Eat Locals ist eine herrlich schräge Horrorkomödie, die britischer kaum sein könnte, und gleichzeitig ein absolut würdiger Einstieg ins Regiegeschäft für Jason Flemyng. Hier werden die genretypisch Bösen plötzlich zu den Sympathieträgern, die Guten zu tölpelhaften Idioten oder gar zu den Bösen, und alles ist garniert mit jeder Menge skurrilen Einfällen, Angriffen auf die Lachmuskeln und Action. Dazu kommt noch, dass die Handlung zwar eher überschaubar ausgefallen ist, dennoch aber den ein oder anderen unerwarteten Twist mit an Bord hat, der das Geschehen noch einmal zusätzlich in Schwung bringt. Im Mittelteil weist Eat Locals zwar ein paar kleinere Längen bzw. Hänger auf, der großartige, witzige Einstieg und das actionreiche Finale entschädigen den Zuschauer dafür aber mühelos. Es macht einfach richtig Spaß, den Darstellern dabei zuzusehen, wie sie mit jeder Menge Spielfreude bei der Sache sind, egal ob bekannte oder unbekannte Gesichter. Ein klein wenig zu vorsichtig geht der Film letztendlich mit seinen vampirbedingten Möglichkeiten um, noch eine ordentliche Schippe blutige Effekte mit obendrauf zu packen, funktionieren und hervorragend unterhalten tut das Ganze aber auch ohne sehr gut.

 

Bildergalerie von Eat Locals (7 Bilder)

Technisch hinterlässt die Blu-ray gemischte Gefühle. Dem Bild fehlt es leider an einer stetigen Schärfe, wodurch feine Details verloren gehen, und insgesamt wirkt alles immer wieder ein wenig weich. Kontrast und Schwarzwert sind meist auf ausgewogenem, sauberem Niveau, fallen aber in einigen längeren Szenen auch ein wenig ab.
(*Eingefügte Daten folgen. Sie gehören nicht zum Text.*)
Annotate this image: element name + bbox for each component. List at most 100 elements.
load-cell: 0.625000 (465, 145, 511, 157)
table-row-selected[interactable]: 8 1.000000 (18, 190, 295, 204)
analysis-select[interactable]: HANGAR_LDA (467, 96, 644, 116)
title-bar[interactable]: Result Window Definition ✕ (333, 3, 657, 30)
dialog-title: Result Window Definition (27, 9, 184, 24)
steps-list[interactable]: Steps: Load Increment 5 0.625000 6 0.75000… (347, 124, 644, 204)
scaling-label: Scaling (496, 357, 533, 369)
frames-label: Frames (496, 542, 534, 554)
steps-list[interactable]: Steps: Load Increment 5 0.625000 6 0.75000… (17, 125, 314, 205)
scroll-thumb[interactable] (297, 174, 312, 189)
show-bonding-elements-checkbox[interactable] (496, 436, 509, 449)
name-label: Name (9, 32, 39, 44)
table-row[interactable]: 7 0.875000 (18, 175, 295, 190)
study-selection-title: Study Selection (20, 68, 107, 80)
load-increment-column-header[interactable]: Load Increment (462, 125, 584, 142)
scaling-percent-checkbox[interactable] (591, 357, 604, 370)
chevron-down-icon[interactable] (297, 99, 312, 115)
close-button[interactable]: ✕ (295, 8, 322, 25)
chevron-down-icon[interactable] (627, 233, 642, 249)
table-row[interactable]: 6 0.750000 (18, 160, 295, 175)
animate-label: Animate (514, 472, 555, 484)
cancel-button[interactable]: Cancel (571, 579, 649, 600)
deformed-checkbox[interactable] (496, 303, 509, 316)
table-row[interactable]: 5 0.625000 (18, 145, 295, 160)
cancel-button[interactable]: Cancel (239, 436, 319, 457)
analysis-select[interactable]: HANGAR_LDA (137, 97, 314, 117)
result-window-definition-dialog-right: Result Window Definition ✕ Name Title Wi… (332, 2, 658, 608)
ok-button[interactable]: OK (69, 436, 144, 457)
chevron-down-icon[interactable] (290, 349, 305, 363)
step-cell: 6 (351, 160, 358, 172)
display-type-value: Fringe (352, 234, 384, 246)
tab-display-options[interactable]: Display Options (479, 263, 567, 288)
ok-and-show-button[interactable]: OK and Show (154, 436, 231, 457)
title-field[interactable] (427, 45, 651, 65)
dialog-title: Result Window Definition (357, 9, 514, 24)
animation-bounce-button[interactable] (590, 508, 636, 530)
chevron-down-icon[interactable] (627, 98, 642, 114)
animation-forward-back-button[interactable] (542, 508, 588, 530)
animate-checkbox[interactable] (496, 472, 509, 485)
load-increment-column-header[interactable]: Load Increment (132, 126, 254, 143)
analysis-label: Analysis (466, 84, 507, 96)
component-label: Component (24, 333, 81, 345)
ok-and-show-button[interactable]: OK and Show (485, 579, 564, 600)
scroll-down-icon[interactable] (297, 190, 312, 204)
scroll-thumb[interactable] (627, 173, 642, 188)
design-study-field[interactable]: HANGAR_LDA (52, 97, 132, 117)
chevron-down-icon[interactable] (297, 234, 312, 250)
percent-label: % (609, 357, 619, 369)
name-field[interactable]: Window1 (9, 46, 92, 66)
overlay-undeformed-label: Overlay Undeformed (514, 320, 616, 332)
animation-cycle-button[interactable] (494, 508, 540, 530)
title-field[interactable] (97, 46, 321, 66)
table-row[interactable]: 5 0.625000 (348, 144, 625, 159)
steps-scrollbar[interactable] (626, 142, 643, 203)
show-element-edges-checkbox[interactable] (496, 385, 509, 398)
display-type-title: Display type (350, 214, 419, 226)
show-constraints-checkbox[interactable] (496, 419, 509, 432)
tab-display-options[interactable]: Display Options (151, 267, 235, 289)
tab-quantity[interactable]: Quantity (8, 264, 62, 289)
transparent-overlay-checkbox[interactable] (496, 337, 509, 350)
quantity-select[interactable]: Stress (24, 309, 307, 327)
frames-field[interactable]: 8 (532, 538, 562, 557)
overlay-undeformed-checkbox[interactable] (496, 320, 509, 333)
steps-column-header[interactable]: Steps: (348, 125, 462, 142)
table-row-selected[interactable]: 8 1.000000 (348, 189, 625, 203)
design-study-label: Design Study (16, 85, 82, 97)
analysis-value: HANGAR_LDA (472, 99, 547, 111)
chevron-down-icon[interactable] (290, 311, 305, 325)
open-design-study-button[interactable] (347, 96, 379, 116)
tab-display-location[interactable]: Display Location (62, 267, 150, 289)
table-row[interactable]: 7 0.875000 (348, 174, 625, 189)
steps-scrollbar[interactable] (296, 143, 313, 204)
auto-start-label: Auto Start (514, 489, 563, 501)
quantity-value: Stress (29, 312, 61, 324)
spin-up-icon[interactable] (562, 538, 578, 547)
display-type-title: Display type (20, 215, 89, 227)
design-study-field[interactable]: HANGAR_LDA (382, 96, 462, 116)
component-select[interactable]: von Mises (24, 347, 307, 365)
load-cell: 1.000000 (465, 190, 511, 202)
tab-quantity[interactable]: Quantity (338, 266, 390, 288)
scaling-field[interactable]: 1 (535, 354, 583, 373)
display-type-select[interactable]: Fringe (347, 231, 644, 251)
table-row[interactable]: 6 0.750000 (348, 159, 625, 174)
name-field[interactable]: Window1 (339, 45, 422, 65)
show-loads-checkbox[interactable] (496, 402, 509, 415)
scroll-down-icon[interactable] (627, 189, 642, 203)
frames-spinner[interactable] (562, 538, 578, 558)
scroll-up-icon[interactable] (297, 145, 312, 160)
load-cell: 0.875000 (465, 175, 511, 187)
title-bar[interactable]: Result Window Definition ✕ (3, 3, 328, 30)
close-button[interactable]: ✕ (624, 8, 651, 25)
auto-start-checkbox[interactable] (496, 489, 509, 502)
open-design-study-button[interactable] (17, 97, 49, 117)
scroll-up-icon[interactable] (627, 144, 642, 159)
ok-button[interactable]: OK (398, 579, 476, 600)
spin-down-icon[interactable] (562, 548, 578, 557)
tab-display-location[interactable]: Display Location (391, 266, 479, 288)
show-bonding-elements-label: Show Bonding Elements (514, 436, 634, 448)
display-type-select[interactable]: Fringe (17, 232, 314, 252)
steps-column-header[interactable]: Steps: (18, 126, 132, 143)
Ähnlich sieht es mit der Tonspur aus, die zwar immer wieder die umliegenden Boxen gezielt einsetzt, im Gesamtbild aber nicht nur etwas zu wenig Dynamik aufweist, sondern auch nicht durchwegs sauber abgemischt wurde. So wird der tolle Soundtrack häufig von Dialogen oder Effekten überlagert, wodurch dieser nicht so zur Geltung kommt, wie er es verdient hätte, und auch die Dialoge sind ab und an nicht exakt zuzuordnen.


Das Fazit von: MarS

MarS

Ihr hattet Euren Spaß mit Cockneys vs. Zombies, steht aber eher auf Vampire als auf Untote? Ihr mögt den britischen Humor und skurrile Charaktere? Dann schaut Euch unbedingt Eat Locals an, denn hier seid Ihr genau richtig! Mit seiner Horrorkomödie liefert Regie-Neuling Jason Flemyng einen schrägen, urkomischen Film ab, der trotz kleinerer Längen im Mittelteil einfach riesigen Spaß macht und immer wieder kräftige Lacher garantiert. Eat Locals ist absolut gelungen und für mich ein echter Geheimtipp im Genre der Horrorkomödie - vor allem wenn man auf den rabenschwarzen britischen Humor und idoitisch handelnde Charaktere steht und einmal die Bösen als Sympathieträger sehen möchte.